From an engineering point of view, the Early Access program provides us with the most opportunities for driving development from the feedback. We can think of technical questions that we need answers to and then find out the answers from the usage of the application.
A lot of information can actually help us once the software goes into production. As an example of this, I was looking through our features this morning and there’s one where, in Source Control, we have a commit comment. When you commit to the Source Control system, you can associate a comment with it and this comment can be arbitrarily long or any number of lines. We want to get the size of the text-box just about right so it will accommodate most comments without scrolling. We can now see that the average user has three lines of comments, so you know that the text box only needs to be three lines in height for the average user.

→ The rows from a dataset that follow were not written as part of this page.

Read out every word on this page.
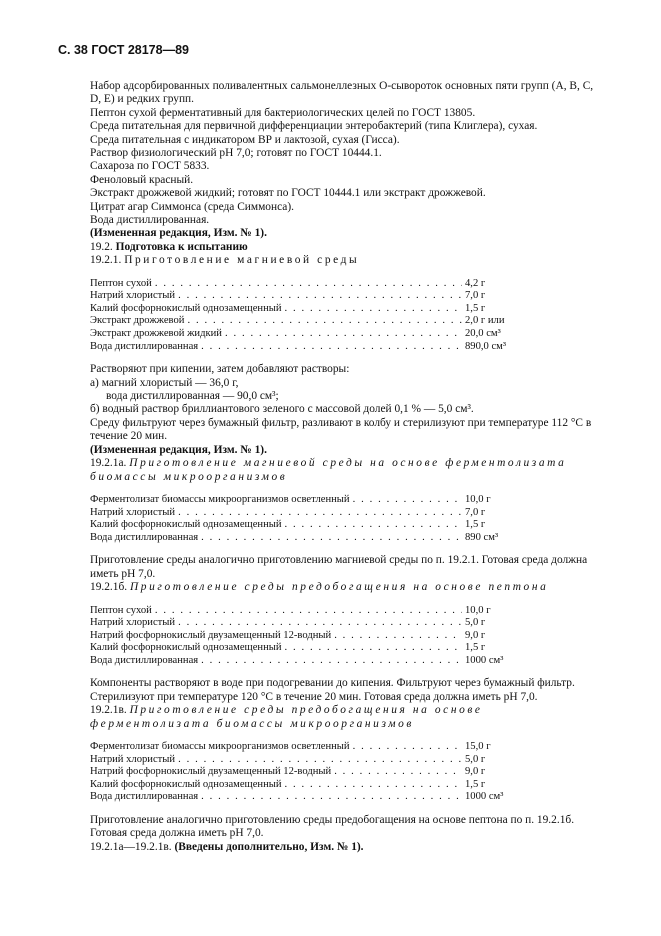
С. 38 ГОСТ 28178—89

Набор адсорбированных поливалентных сальмонеллезных О-сывороток основных пяти групп (А, В, С, D, Е) и редких групп.

Пептон сухой ферментативный для бактериологических целей по ГОСТ 13805.

Среда питательная для первичной дифференциации энтеробактерий (типа Клиглера), сухая.

Среда питательная с индикатором ВР и лактозой, сухая (Гисса).

Раствор физиологический рН 7,0; готовят по ГОСТ 10444.1.

Сахароза по ГОСТ 5833.

Феноловый красный.

Экстракт дрожжевой жидкий; готовят по ГОСТ 10444.1 или экстракт дрожжевой.

Цитрат агар Симмонса (среда Симмонса).

Вода дистиллированная.

(Измененная редакция, Изм. № 1).

19.2. Подготовка к испытанию

19.2.1. Приготовление магниевой среды

Пептон сухой . . .	4,2 г
Натрий хлористый . . .	7,0 г
Калий фосфорнокислый однозамещенный . . .	1,5 г
Экстракт дрожжевой . . .	2,0 г или
Экстракт дрожжевой жидкий . . .	20,0 см³
Вода дистиллированная . . .	890,0 см³

Растворяют при кипении, затем добавляют растворы:

а) магний хлористый — 36,0 г,

вода дистиллированная — 90,0 см³;

б) водный раствор бриллиантового зеленого с массовой долей 0,1 % — 5,0 см³.

Среду фильтруют через бумажный фильтр, разливают в колбу и стерилизуют при температуре 112 °С в течение 20 мин.

(Измененная редакция, Изм. № 1).

19.2.1а. Приготовление магниевой среды на основе ферментолизата биомассы микроорганизмов

Ферментолизат биомассы микроорганизмов осветленный . . .	10,0 г
Натрий хлористый . . .	7,0 г
Калий фосфорнокислый однозамещенный . . .	1,5 г
Вода дистиллированная . . .	890 см³

Приготовление среды аналогично приготовлению магниевой среды по п. 19.2.1. Готовая среда должна иметь рН 7,0.

19.2.1б. Приготовление среды предобогащения на основе пептона

Пептон сухой . . .	10,0 г
Натрий хлористый . . .	5,0 г
Натрий фосфорнокислый двузамещенный 12-водный . . .	9,0 г
Калий фосфорнокислый однозамещенный . . .	1,5 г
Вода дистиллированная . . .	1000 см³

Компоненты растворяют в воде при подогревании до кипения. Фильтруют через бумажный фильтр. Стерилизуют при температуре 120 °С в течение 20 мин. Готовая среда должна иметь рН 7,0.

19.2.1в. Приготовление среды предобогащения на основе ферментолизата биомассы микроорганизмов

Ферментолизат биомассы микроорганизмов осветленный . . .	15,0 г
Натрий хлористый . . .	5,0 г
Натрий фосфорнокислый двузамещенный 12-водный . . .	9,0 г
Калий фосфорнокислый однозамещенный . . .	1,5 г
Вода дистиллированная . . .	1000 см³

Приготовление аналогично приготовлению среды предобогащения на основе пептона по п. 19.2.1б. Готовая среда должна иметь рН 7,0.

19.2.1а—19.2.1в. (Введены дополнительно, Изм. № 1).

Tracking usage and workflow.
Initially we assumed that SmartAssembly’s feature usage reporting would be able to tell us what our users were doing with the product so we could improve it. You can certainly see as you issue EAs whether people are finding the new feature. We have created a filtering feature where you can filter out certain object types, and we can deduce quite a lot of interest about general usage from this. However, the most important things we need to know are the points where people drop out during a workflow; but this is hard to find out with feature usage reporting at present because it doesn’t do a tracked workflow.
If your development team are doing rapid releases and have a well-used early access program, then SmartAssembly can provide the information to help make better decisions on how to improve the application. Although the built-in reporting from SmartAssembly is valuable, the more targeted metrics that you can create using SmartAssembly Method calls are even more effective. With the right metrics in place, we can detect that there will be a problem and fix it before the problem actually appears on customer sites.
Without this system, the Early Access program would be a lot more burdensome for the user. With the right feedback going back to the developers, users can get on with using the application without having to send screen dumps or crash reports to the developers or make support calls. With the more advanced metrics, we can go well beyond what the user is consciously aware of. There’s no way that you would ever work this out without sending back this data. If you require a long-suffering user to run a diagnostic utility to get this type of information for you, you can’t expect a sample of more than 10 users to do in-depth debugging with you. With SmartAssembly, we can get a majority of our Early Access users to send this information back to us without any effort on their part.